February 10, 1998
BPA Proposal of Bifurcated Rate Case
Prior to rate case, stranded cost methodology will be decided upon.
In 1998 Power Rate Case:
- Determine power revenue requirement
- Determine Segmentation/Functionalization methodology for:
- Generation-Integration/Generator Step Up Transformation
- Other (Conservation; Fish)
- Generator-supplied inputs for Ancillary Services and other reliability services
- Delivery Charge Underrecovery, if any
- Develop Power Rates
Includes forecast of transmission costs for delivered power sales.
- Submit power rate proposal to FERC.
In 2001 Transmission Rate/Terms & Conditions Case:
- Determine Transmission Revenue Requirement based on then-current
budget forecasts for FY 2002-2006.
- Apply functionalization and segmentation methodologies determined
in 1998 power rate case to then-current forecasted costs.
- Decide all other segmentation issues.
- Decide all other issues (allocation; rate design; revenue forecast;
terms and conditions; ancillary services) and develop transmission
- Submit transmission rate proposal and terms and conditions
proposal to FERC.
Concerns re. early (prior to 2001) transmission rate case
- Major Policy Issues
BPA and the region are in the middle of trying to sort out FPA conformance, ISOs, stranded costs, and industry restructuring. Putting a divisive transmission rate case in the middle of these processes will reduce the probability of a favorable result in these fundamental policy issues. There may also be pressure to move these issues into the rate case for resolution.
Given differences between BPA's and FERC's pro forma rates, terms and conditions, it would likely be difficult to get FERC approval if BPA were to propose a limited issue transmission rate case.
- 1996 Rate Case Settlement/Tariff Implementation
The TBL has limited experience operating under the current tariffs, given the year we have spent under bridge agreements and the changes made to the tariffs in December to implement the FERC orders (including agreement to conform scheduling procedures to the pro forma procedures within one year). Also, the sale of facilities process will not be anywhere near complete. These factors make it difficult to forecast for future periods as well as formulate positions on major issues.
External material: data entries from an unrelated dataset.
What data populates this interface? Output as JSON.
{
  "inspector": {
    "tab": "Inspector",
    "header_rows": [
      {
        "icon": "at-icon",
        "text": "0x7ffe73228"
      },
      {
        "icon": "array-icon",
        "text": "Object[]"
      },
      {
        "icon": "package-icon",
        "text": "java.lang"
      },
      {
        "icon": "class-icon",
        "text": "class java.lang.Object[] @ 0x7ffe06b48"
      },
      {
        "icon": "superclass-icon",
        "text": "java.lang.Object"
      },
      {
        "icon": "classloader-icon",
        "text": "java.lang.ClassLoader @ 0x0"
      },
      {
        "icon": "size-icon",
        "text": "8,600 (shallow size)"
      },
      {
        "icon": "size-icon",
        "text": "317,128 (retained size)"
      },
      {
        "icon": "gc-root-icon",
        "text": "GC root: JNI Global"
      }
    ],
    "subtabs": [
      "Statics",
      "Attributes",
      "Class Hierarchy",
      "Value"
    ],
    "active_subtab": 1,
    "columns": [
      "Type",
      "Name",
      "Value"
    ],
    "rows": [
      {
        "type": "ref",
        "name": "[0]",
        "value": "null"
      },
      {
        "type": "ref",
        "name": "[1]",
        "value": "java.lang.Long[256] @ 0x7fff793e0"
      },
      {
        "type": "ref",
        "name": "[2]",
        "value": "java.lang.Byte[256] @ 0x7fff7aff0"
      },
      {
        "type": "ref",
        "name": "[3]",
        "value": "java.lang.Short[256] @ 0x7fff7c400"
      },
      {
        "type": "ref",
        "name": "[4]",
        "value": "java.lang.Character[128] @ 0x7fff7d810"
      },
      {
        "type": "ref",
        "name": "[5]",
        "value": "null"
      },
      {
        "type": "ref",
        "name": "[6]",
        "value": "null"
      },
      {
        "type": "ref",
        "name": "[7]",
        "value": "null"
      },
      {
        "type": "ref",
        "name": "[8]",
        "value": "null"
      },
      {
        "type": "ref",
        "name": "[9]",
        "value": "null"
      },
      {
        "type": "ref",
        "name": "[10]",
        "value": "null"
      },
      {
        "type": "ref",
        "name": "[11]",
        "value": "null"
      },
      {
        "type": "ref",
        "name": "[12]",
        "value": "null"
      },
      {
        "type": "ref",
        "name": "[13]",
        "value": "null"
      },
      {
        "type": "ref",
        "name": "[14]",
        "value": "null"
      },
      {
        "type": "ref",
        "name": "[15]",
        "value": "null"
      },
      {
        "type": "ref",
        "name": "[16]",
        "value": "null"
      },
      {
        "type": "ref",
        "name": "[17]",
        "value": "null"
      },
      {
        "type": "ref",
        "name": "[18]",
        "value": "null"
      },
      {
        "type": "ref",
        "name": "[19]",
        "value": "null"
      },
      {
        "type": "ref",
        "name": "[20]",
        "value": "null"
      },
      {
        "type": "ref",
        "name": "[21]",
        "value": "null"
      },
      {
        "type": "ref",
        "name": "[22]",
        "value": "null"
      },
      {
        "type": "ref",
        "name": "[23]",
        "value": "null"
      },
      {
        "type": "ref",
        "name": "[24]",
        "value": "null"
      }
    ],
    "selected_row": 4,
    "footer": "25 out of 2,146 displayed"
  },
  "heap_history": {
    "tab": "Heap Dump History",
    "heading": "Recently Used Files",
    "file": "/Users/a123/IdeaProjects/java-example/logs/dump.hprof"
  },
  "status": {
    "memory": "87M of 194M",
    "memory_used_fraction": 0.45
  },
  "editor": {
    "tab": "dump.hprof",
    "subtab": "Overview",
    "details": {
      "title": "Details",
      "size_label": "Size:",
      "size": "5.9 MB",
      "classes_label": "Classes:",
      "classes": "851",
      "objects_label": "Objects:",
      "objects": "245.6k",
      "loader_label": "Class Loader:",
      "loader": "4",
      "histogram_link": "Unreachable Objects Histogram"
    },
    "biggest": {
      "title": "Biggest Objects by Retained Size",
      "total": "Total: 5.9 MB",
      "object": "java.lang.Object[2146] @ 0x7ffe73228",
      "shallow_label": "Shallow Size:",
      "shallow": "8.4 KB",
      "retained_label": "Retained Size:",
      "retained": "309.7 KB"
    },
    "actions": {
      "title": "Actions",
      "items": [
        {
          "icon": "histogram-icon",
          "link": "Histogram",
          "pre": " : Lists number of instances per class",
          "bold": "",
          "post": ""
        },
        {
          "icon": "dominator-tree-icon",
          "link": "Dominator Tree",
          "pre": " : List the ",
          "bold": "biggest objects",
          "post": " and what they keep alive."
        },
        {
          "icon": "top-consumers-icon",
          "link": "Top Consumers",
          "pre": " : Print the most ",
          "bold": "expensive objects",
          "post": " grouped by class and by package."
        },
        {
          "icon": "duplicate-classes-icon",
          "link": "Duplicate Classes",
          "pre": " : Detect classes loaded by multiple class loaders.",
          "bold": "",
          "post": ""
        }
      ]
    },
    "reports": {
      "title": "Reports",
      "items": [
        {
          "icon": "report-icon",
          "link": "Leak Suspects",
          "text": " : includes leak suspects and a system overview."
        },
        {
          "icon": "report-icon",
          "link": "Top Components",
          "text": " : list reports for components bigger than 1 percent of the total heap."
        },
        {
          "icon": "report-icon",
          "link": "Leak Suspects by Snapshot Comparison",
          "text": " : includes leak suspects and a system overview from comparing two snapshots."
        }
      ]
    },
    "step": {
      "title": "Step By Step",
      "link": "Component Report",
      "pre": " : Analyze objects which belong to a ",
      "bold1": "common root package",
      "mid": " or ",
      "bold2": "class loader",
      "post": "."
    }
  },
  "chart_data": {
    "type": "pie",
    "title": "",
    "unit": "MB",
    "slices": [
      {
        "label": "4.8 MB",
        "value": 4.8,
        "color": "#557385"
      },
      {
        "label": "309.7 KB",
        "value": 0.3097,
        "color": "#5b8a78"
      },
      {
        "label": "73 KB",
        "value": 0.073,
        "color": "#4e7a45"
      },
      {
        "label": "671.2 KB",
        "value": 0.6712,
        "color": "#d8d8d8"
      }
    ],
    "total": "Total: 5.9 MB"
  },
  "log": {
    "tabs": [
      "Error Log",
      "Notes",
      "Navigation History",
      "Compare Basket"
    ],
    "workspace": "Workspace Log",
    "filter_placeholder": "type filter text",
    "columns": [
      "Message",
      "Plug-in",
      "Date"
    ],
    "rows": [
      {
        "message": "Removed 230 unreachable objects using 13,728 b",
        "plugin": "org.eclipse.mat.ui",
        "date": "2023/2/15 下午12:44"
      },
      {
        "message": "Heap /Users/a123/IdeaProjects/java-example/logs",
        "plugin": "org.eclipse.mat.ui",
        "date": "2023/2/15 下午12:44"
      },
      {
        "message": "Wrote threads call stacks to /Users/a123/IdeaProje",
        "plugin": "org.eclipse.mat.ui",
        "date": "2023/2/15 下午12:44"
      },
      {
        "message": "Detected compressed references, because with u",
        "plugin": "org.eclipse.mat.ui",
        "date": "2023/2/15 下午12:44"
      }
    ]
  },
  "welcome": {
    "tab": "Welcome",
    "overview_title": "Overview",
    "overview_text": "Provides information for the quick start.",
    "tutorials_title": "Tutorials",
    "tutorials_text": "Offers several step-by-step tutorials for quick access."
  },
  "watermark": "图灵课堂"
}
- Setting Transmission Budgets/Revenue Requirement for FY 2002-06
- Revenues for risk--the more time between rate case and rate period, the greater the risk that costs/loads will be different than forecast
- Load Uncertainty--major uncertainty after 2001 because most open access transmission contracts expire in 2001, and transition policies ends for 81PSC and IR/FPT customers
- Capital programs--what will be the relationship between planning and contractual obligations? i.e., does BPA continue to do regional planning?
- O&M Expense--although BPA is reducing these expenses (from $107 million in FY 93 to $81 million in FY 97), BPA is unwilling to impair the reliability of the transmission system by setting expense levels now that may be inadequate for the rate period.
- Staffing Concerns
There would be severe TBL staffing problems in putting together a transmission rate proposal in the 1998/99 timeframe. Any significant change in the rate structure will require changes in the Terms and Conditions. BPA needs the same scheduling experts to staff the T&C case that are involved with scheduling procedures, ATC, etc.
- Locking In Rates for Future Period
BPA would have the problem of how to lock the transmission rates in place--do customers, including the PBL, have to sign take-or-pay contracts, and if so what constitutes a take-or-pay contract, given retail wheeling, etc.? Eight years is an eternity in today's transmission environment.
Web page posted on February 25, 1998.